Do Your Employees Have Enough Financial Support?

Juliet D'cruz

Updated on:

Do Your Employees Have Enough Financial Support

The average American isn’t doing too well financially. They’re treading water, but one unexpected wave could put them under. They can manage to pay their bills and get their groceries, but any additional hike in essential costs will hurt them. And if a surprise expense falls into their laps, they might not have any emergency savings to cover that cost.

You don’t want your employees to be struggling like this. You want them to be thriving. So, what can you do to make sure that your employees aren’t having this all-too-common experience? What steps can you take to make sure they have enough financial support?

Raises for Inflation

What raises did you offer employees last year? Did they match the rates of inflation? If not, that was a mistake. When a raise doesn’t match the inflation rate, you are essentially giving your employee a demotion. The bump in pay doesn’t match the bump in expenses they will inevitably face. 

Unfortunately, in recent years, the rates of inflation in the country have been very high. In 2021, the annual inflation rate was a staggering 7%. In 2022, it was 6.5%. So far, this year, the inflation rate is 4.9%. This could change over the course of the upcoming months.
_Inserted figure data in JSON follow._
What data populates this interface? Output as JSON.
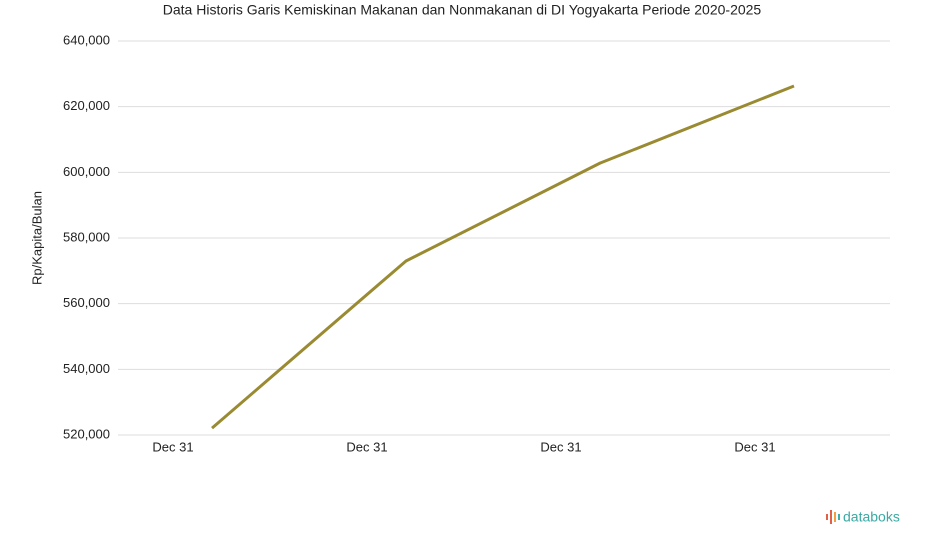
{
  "chart_data": {
    "type": "line",
    "title": "Data Historis Garis Kemiskinan Makanan dan Nonmakanan di DI Yogyakarta Periode 2020-2025",
    "y_label": "Rp/Kapita/Bulan",
    "categories": [
      null,
      null,
      null,
      null
    ],
    "xtick_labels": [
      "Dec 31",
      "Dec 31",
      "Dec 31",
      "Dec 31"
    ],
    "values": [
      522100,
      573000,
      602800,
      626300
    ],
    "color": "#9a8b33",
    "ylim": [
      520000,
      640000
    ],
    "yticks": [
      {
        "value": 520000,
        "label": "520,000"
      },
      {
        "value": 540000,
        "label": "540,000"
      },
      {
        "value": 560000,
        "label": "560,000"
      },
      {
        "value": 580000,
        "label": "580,000"
      },
      {
        "value": 600000,
        "label": "600,000"
      },
      {
        "value": 620000,
        "label": "620,000"
      },
      {
        "value": 640000,
        "label": "640,000"
      }
    ],
    "grid": true,
    "brand": "databoks"
  }
}
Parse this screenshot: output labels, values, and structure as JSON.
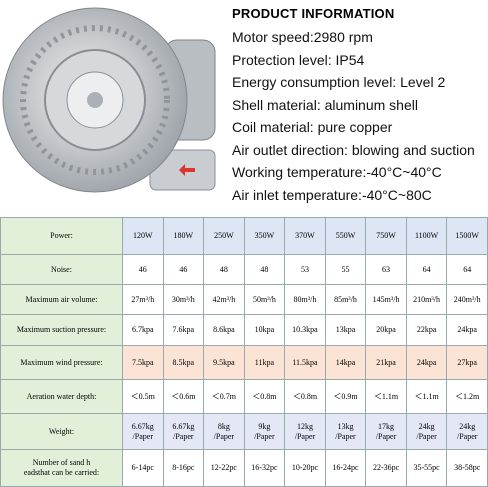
{
  "header": {
    "title": "PRODUCT INFORMATION",
    "specs": [
      "Motor speed:2980 rpm",
      "Protection level: IP54",
      "Energy consumption level: Level 2",
      "Shell material: aluminum shell",
      "Coil material: pure copper",
      "Air outlet direction: blowing and suction",
      "Working temperature:-40°C~40°C",
      "Air inlet temperature:-40°C~80C"
    ]
  },
  "table": {
    "rows": [
      {
        "label": "Power:",
        "cells": [
          "120W",
          "180W",
          "250W",
          "350W",
          "370W",
          "550W",
          "750W",
          "1100W",
          "1500W"
        ]
      },
      {
        "label": "Noise:",
        "cells": [
          "46",
          "46",
          "48",
          "48",
          "53",
          "55",
          "63",
          "64",
          "64"
        ]
      },
      {
        "label": "Maximum air volume:",
        "cells": [
          "27m³/h",
          "30m³/h",
          "42m³/h",
          "50m³/h",
          "80m³/h",
          "85m³/h",
          "145m³/h",
          "210m³/h",
          "240m³/h"
        ]
      },
      {
        "label": "Maximum suction pressure:",
        "cells": [
          "6.7kpa",
          "7.6kpa",
          "8.6kpa",
          "10kpa",
          "10.3kpa",
          "13kpa",
          "20kpa",
          "22kpa",
          "24kpa"
        ]
      },
      {
        "label": "Maximum wind pressure:",
        "cells": [
          "7.5kpa",
          "8.5kpa",
          "9.5kpa",
          "11kpa",
          "11.5kpa",
          "14kpa",
          "21kpa",
          "24kpa",
          "27kpa"
        ]
      },
      {
        "label": "Aeration water depth:",
        "cells": [
          "＜0.5m",
          "＜0.6m",
          "＜0.7m",
          "＜0.8m",
          "＜0.8m",
          "＜0.9m",
          "＜1.1m",
          "＜1.1m",
          "＜1.2m"
        ]
      },
      {
        "label": "Weight:",
        "cells": [
          "6.67kg\n/Paper",
          "6.67kg\n/Paper",
          "8kg\n/Paper",
          "9kg\n/Paper",
          "12kg\n/Paper",
          "13kg\n/Paper",
          "17kg\n/Paper",
          "24kg\n/Paper",
          "24kg\n/Paper"
        ]
      },
      {
        "label": "Number of sand h\neadsthat can be carried:",
        "cells": [
          "6-14pc",
          "8-16pc",
          "12-22pc",
          "16-32pc",
          "10-20pc",
          "16-24pc",
          "22-36pc",
          "35-55pc",
          "38-58pc"
        ]
      }
    ]
  }
}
While a 5% raise is a workplace standard for employers that want to give their employees a boost in pay, it may not be enough. At the very least, you will want to give your employees a pay bump that helps them manage steeper expenses without straining their budgets. If you want to help them achieve more financial stability, you can try to surpass that rate. So, check the inflation calendar before you decide on raise rates. 
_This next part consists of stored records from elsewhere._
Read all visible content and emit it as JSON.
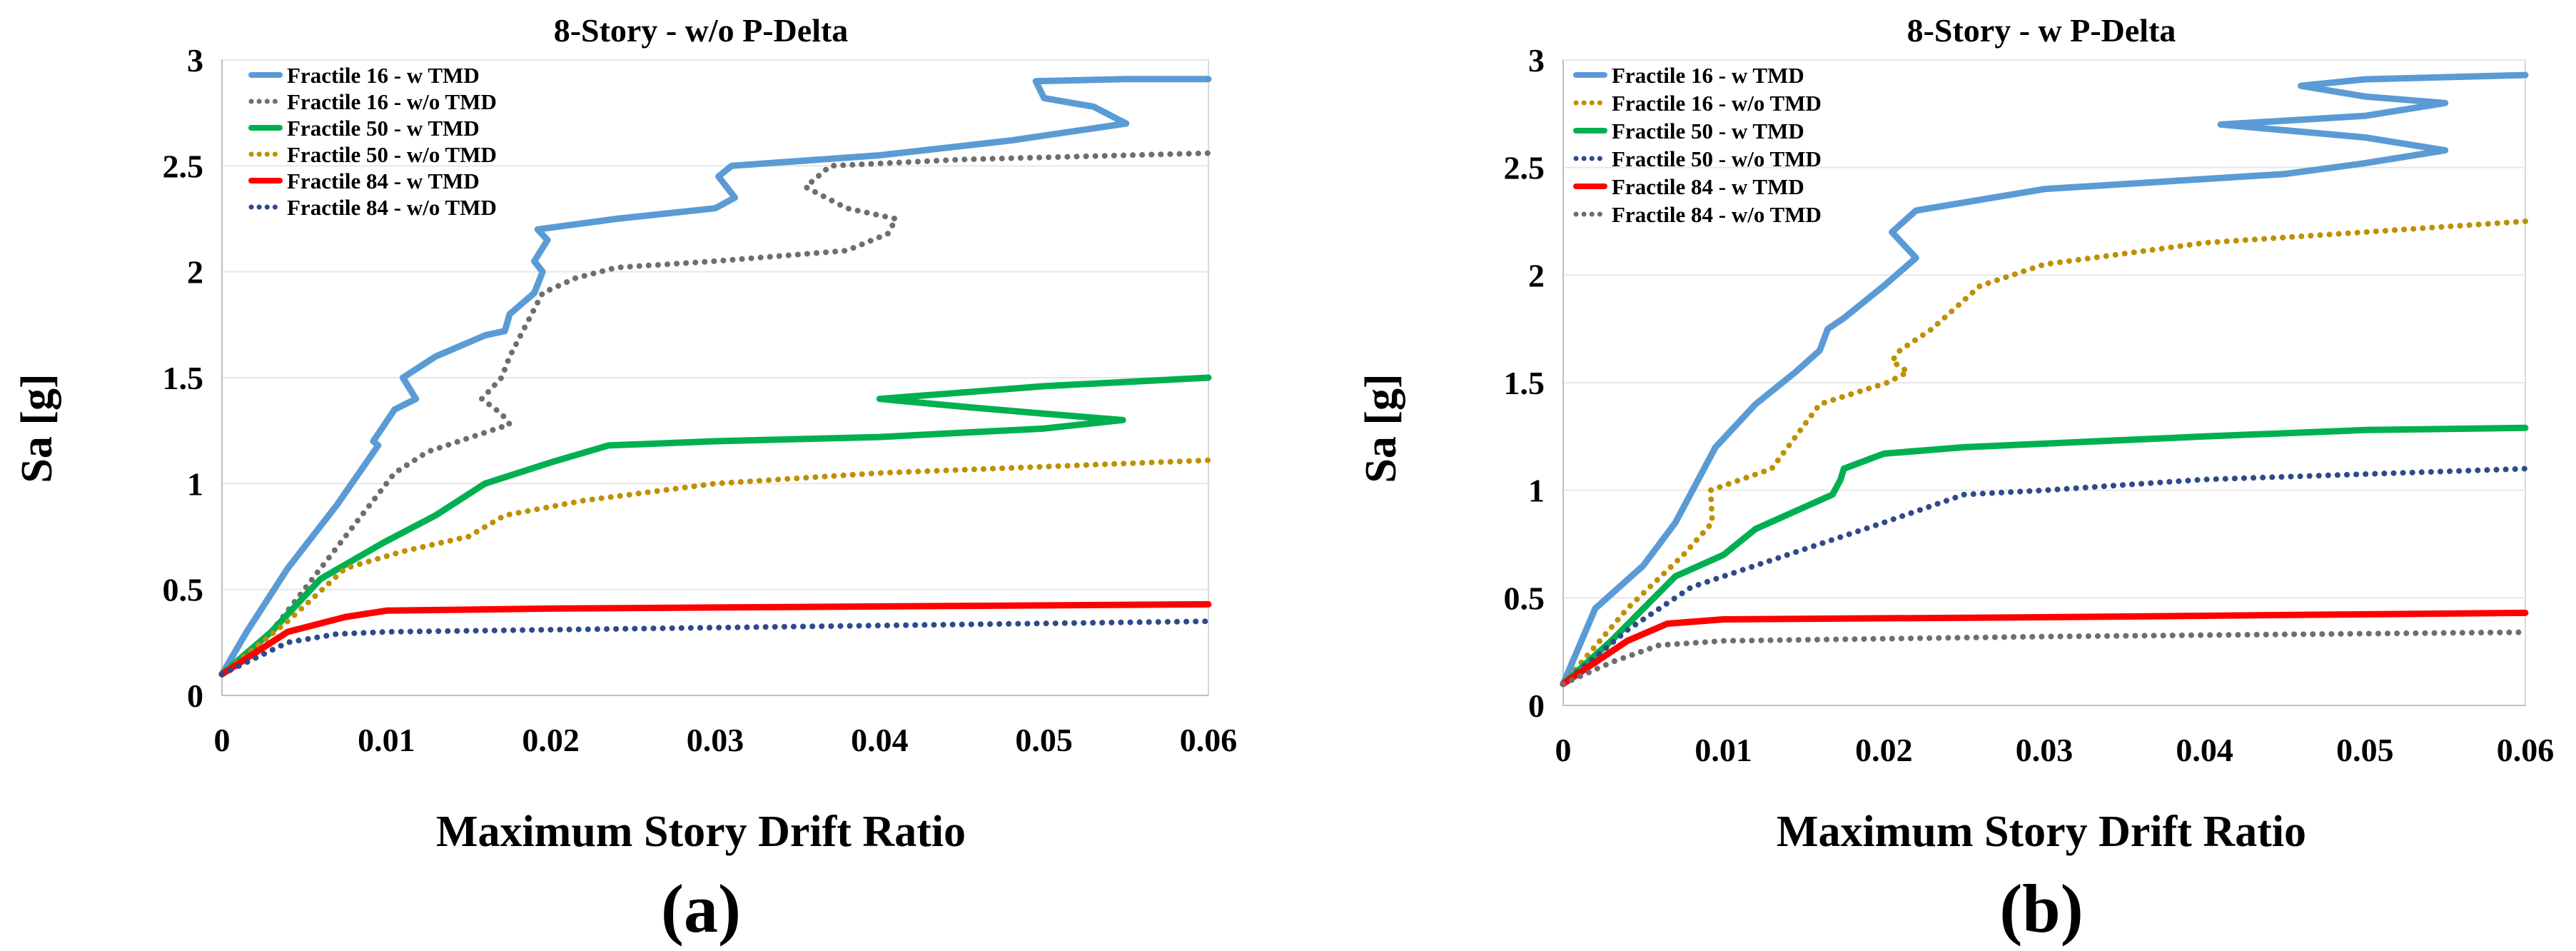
{
  "figure": {
    "panel_labels": [
      "(a)",
      "(b)"
    ]
  },
  "colors": {
    "light_blue": "#5B9BD5",
    "gray": "#6E6E6E",
    "green": "#00B050",
    "gold": "#BF9000",
    "red": "#FF0000",
    "navy": "#2F4A8C"
  },
  "chart_data": [
    {
      "type": "line",
      "title": "8-Story - w/o P-Delta",
      "xlabel": "Maximum Story Drift Ratio",
      "ylabel": "Sa [g]",
      "xlim": [
        0,
        0.06
      ],
      "ylim": [
        0,
        3
      ],
      "xticks": [
        0,
        0.01,
        0.02,
        0.03,
        0.04,
        0.05,
        0.06
      ],
      "xtick_labels": [
        "0",
        "0.01",
        "0.02",
        "0.03",
        "0.04",
        "0.05",
        "0.06"
      ],
      "yticks": [
        0,
        0.5,
        1,
        1.5,
        2,
        2.5,
        3
      ],
      "ytick_labels": [
        "0",
        "0.5",
        "1",
        "1.5",
        "2",
        "2.5",
        "3"
      ],
      "legend_position": "top-left",
      "series": [
        {
          "name": "Fractile 16 - w TMD",
          "color": "#5B9BD5",
          "style": "solid",
          "points": [
            [
              0,
              0.1
            ],
            [
              0.0015,
              0.3
            ],
            [
              0.004,
              0.6
            ],
            [
              0.007,
              0.9
            ],
            [
              0.0095,
              1.18
            ],
            [
              0.0092,
              1.2
            ],
            [
              0.0105,
              1.35
            ],
            [
              0.0118,
              1.4
            ],
            [
              0.011,
              1.5
            ],
            [
              0.013,
              1.6
            ],
            [
              0.016,
              1.7
            ],
            [
              0.0172,
              1.72
            ],
            [
              0.0175,
              1.8
            ],
            [
              0.019,
              1.9
            ],
            [
              0.0195,
              2.0
            ],
            [
              0.019,
              2.05
            ],
            [
              0.0198,
              2.15
            ],
            [
              0.0192,
              2.2
            ],
            [
              0.024,
              2.25
            ],
            [
              0.03,
              2.3
            ],
            [
              0.0312,
              2.35
            ],
            [
              0.0302,
              2.45
            ],
            [
              0.031,
              2.5
            ],
            [
              0.04,
              2.55
            ],
            [
              0.048,
              2.62
            ],
            [
              0.055,
              2.7
            ],
            [
              0.053,
              2.78
            ],
            [
              0.05,
              2.82
            ],
            [
              0.0495,
              2.9
            ],
            [
              0.055,
              2.91
            ],
            [
              0.06,
              2.91
            ]
          ]
        },
        {
          "name": "Fractile 16 - w/o TMD",
          "color": "#6E6E6E",
          "style": "dotted",
          "points": [
            [
              0,
              0.1
            ],
            [
              0.003,
              0.3
            ],
            [
              0.006,
              0.6
            ],
            [
              0.0085,
              0.85
            ],
            [
              0.0105,
              1.05
            ],
            [
              0.0125,
              1.15
            ],
            [
              0.0175,
              1.28
            ],
            [
              0.017,
              1.33
            ],
            [
              0.0158,
              1.4
            ],
            [
              0.017,
              1.5
            ],
            [
              0.0175,
              1.6
            ],
            [
              0.0185,
              1.75
            ],
            [
              0.0195,
              1.9
            ],
            [
              0.0215,
              1.97
            ],
            [
              0.024,
              2.02
            ],
            [
              0.03,
              2.05
            ],
            [
              0.038,
              2.1
            ],
            [
              0.0405,
              2.18
            ],
            [
              0.041,
              2.25
            ],
            [
              0.038,
              2.3
            ],
            [
              0.0355,
              2.4
            ],
            [
              0.037,
              2.5
            ],
            [
              0.045,
              2.53
            ],
            [
              0.06,
              2.56
            ]
          ]
        },
        {
          "name": "Fractile 50 - w TMD",
          "color": "#00B050",
          "style": "solid",
          "points": [
            [
              0,
              0.1
            ],
            [
              0.003,
              0.3
            ],
            [
              0.006,
              0.55
            ],
            [
              0.0098,
              0.72
            ],
            [
              0.013,
              0.85
            ],
            [
              0.016,
              1.0
            ],
            [
              0.02,
              1.1
            ],
            [
              0.0235,
              1.18
            ],
            [
              0.03,
              1.2
            ],
            [
              0.04,
              1.22
            ],
            [
              0.05,
              1.26
            ],
            [
              0.0548,
              1.3
            ],
            [
              0.05,
              1.33
            ],
            [
              0.0455,
              1.36
            ],
            [
              0.04,
              1.4
            ],
            [
              0.045,
              1.43
            ],
            [
              0.05,
              1.46
            ],
            [
              0.06,
              1.5
            ]
          ]
        },
        {
          "name": "Fractile 50 - w/o TMD",
          "color": "#BF9000",
          "style": "dotted",
          "points": [
            [
              0,
              0.1
            ],
            [
              0.004,
              0.35
            ],
            [
              0.0075,
              0.6
            ],
            [
              0.011,
              0.68
            ],
            [
              0.015,
              0.75
            ],
            [
              0.0172,
              0.85
            ],
            [
              0.022,
              0.92
            ],
            [
              0.03,
              1.0
            ],
            [
              0.04,
              1.05
            ],
            [
              0.05,
              1.08
            ],
            [
              0.06,
              1.11
            ]
          ]
        },
        {
          "name": "Fractile 84 - w TMD",
          "color": "#FF0000",
          "style": "solid",
          "points": [
            [
              0,
              0.1
            ],
            [
              0.004,
              0.3
            ],
            [
              0.0075,
              0.37
            ],
            [
              0.01,
              0.4
            ],
            [
              0.02,
              0.41
            ],
            [
              0.04,
              0.42
            ],
            [
              0.06,
              0.43
            ]
          ]
        },
        {
          "name": "Fractile 84 - w/o TMD",
          "color": "#2F4A8C",
          "style": "dotted",
          "points": [
            [
              0,
              0.1
            ],
            [
              0.004,
              0.25
            ],
            [
              0.007,
              0.29
            ],
            [
              0.01,
              0.3
            ],
            [
              0.02,
              0.31
            ],
            [
              0.04,
              0.33
            ],
            [
              0.06,
              0.35
            ]
          ]
        }
      ]
    },
    {
      "type": "line",
      "title": "8-Story - w P-Delta",
      "xlabel": "Maximum Story Drift Ratio",
      "ylabel": "Sa [g]",
      "xlim": [
        0,
        0.06
      ],
      "ylim": [
        0,
        3
      ],
      "xticks": [
        0,
        0.01,
        0.02,
        0.03,
        0.04,
        0.05,
        0.06
      ],
      "xtick_labels": [
        "0",
        "0.01",
        "0.02",
        "0.03",
        "0.04",
        "0.05",
        "0.06"
      ],
      "yticks": [
        0,
        0.5,
        1,
        1.5,
        2,
        2.5,
        3
      ],
      "ytick_labels": [
        "0",
        "0.5",
        "1",
        "1.5",
        "2",
        "2.5",
        "3"
      ],
      "legend_position": "top-left",
      "series": [
        {
          "name": "Fractile 16 - w TMD",
          "color": "#5B9BD5",
          "style": "solid",
          "points": [
            [
              0,
              0.1
            ],
            [
              0.002,
              0.45
            ],
            [
              0.005,
              0.65
            ],
            [
              0.007,
              0.85
            ],
            [
              0.0095,
              1.2
            ],
            [
              0.012,
              1.4
            ],
            [
              0.0145,
              1.55
            ],
            [
              0.016,
              1.65
            ],
            [
              0.0165,
              1.75
            ],
            [
              0.0175,
              1.8
            ],
            [
              0.02,
              1.95
            ],
            [
              0.022,
              2.08
            ],
            [
              0.0205,
              2.2
            ],
            [
              0.022,
              2.3
            ],
            [
              0.03,
              2.4
            ],
            [
              0.045,
              2.47
            ],
            [
              0.05,
              2.52
            ],
            [
              0.055,
              2.58
            ],
            [
              0.05,
              2.64
            ],
            [
              0.041,
              2.7
            ],
            [
              0.05,
              2.74
            ],
            [
              0.055,
              2.8
            ],
            [
              0.05,
              2.83
            ],
            [
              0.046,
              2.88
            ],
            [
              0.05,
              2.91
            ],
            [
              0.06,
              2.93
            ]
          ]
        },
        {
          "name": "Fractile 16 - w/o TMD",
          "color": "#BF9000",
          "style": "dotted",
          "points": [
            [
              0,
              0.1
            ],
            [
              0.004,
              0.45
            ],
            [
              0.0075,
              0.7
            ],
            [
              0.0093,
              0.85
            ],
            [
              0.0092,
              1.0
            ],
            [
              0.013,
              1.1
            ],
            [
              0.016,
              1.4
            ],
            [
              0.0202,
              1.5
            ],
            [
              0.0215,
              1.55
            ],
            [
              0.0205,
              1.6
            ],
            [
              0.021,
              1.65
            ],
            [
              0.023,
              1.75
            ],
            [
              0.026,
              1.95
            ],
            [
              0.03,
              2.05
            ],
            [
              0.04,
              2.15
            ],
            [
              0.05,
              2.2
            ],
            [
              0.06,
              2.25
            ]
          ]
        },
        {
          "name": "Fractile 50 - w TMD",
          "color": "#00B050",
          "style": "solid",
          "points": [
            [
              0,
              0.1
            ],
            [
              0.003,
              0.3
            ],
            [
              0.007,
              0.6
            ],
            [
              0.01,
              0.7
            ],
            [
              0.012,
              0.82
            ],
            [
              0.0168,
              0.98
            ],
            [
              0.0173,
              1.05
            ],
            [
              0.0175,
              1.1
            ],
            [
              0.02,
              1.17
            ],
            [
              0.025,
              1.2
            ],
            [
              0.04,
              1.25
            ],
            [
              0.05,
              1.28
            ],
            [
              0.06,
              1.29
            ]
          ]
        },
        {
          "name": "Fractile 50 - w/o TMD",
          "color": "#2F4A8C",
          "style": "dotted",
          "points": [
            [
              0,
              0.1
            ],
            [
              0.004,
              0.35
            ],
            [
              0.008,
              0.55
            ],
            [
              0.012,
              0.65
            ],
            [
              0.016,
              0.75
            ],
            [
              0.02,
              0.85
            ],
            [
              0.025,
              0.98
            ],
            [
              0.03,
              1.0
            ],
            [
              0.04,
              1.05
            ],
            [
              0.06,
              1.1
            ]
          ]
        },
        {
          "name": "Fractile 84 - w TMD",
          "color": "#FF0000",
          "style": "solid",
          "points": [
            [
              0,
              0.1
            ],
            [
              0.004,
              0.3
            ],
            [
              0.0065,
              0.38
            ],
            [
              0.01,
              0.4
            ],
            [
              0.03,
              0.41
            ],
            [
              0.06,
              0.43
            ]
          ]
        },
        {
          "name": "Fractile 84 - w/o TMD",
          "color": "#6E6E6E",
          "style": "dotted",
          "points": [
            [
              0,
              0.1
            ],
            [
              0.003,
              0.2
            ],
            [
              0.006,
              0.28
            ],
            [
              0.01,
              0.3
            ],
            [
              0.03,
              0.32
            ],
            [
              0.06,
              0.34
            ]
          ]
        }
      ]
    }
  ]
}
Remember that income is a massive motivator for employee satisfaction and retention. If you don’t want your employees to conduct job searches after work hours so that they can snag a job with higher pay, make sure that you are being conscientious about their raises. 

Emergency Savings Account

Your employees might not have an emergency fund sitting in a savings account. So, if an emergency expense fell into their lap, they would have to find a way to pay off the expense without the help of savings. 

They might have to use a credit card to cover the expense, or they might make a withdrawal from a personal line of credit to deal with it. After all, emergencies are one of the special circumstances when to consider a line of credit as a payment method. If they don’t have a line of credit already, they might apply for one online to help them recover from this urgent problem. Their options without savings are fairly limited.

As an employer, you can help your employees avoid this stressful situation by encouraging them to make an emergency fund. Plenty of companies set up emergency savings accounts (ESAs) for their employees, using payroll deductions to contribute to the accounts. Whenever disaster strikes, an employee can withdraw from their ESA immediately.

Cover Commuting Costs 

You can also ease your employee’s personal budgets by helping them tackle work-related expenses. For instance, if employees take public transit to work, they will have to pay for tickets/passes on a regular basis. As a way to help them cover this necessary expense, you can offer commuter benefits to cover the costs (or at least, a large percentage of the costs) every single month. 

If commuter benefits seem out of reach for your workplace’s budget, why not embrace a hybrid work schedule where employees only commute to the office for half of the week? They could work the remainder of the week at home, where they can save money on fuel, parking or transit fees. 

Your employees’ finances are a reflection of your workplace. So, give them the financial support that they need with better raises, safety nets and savings.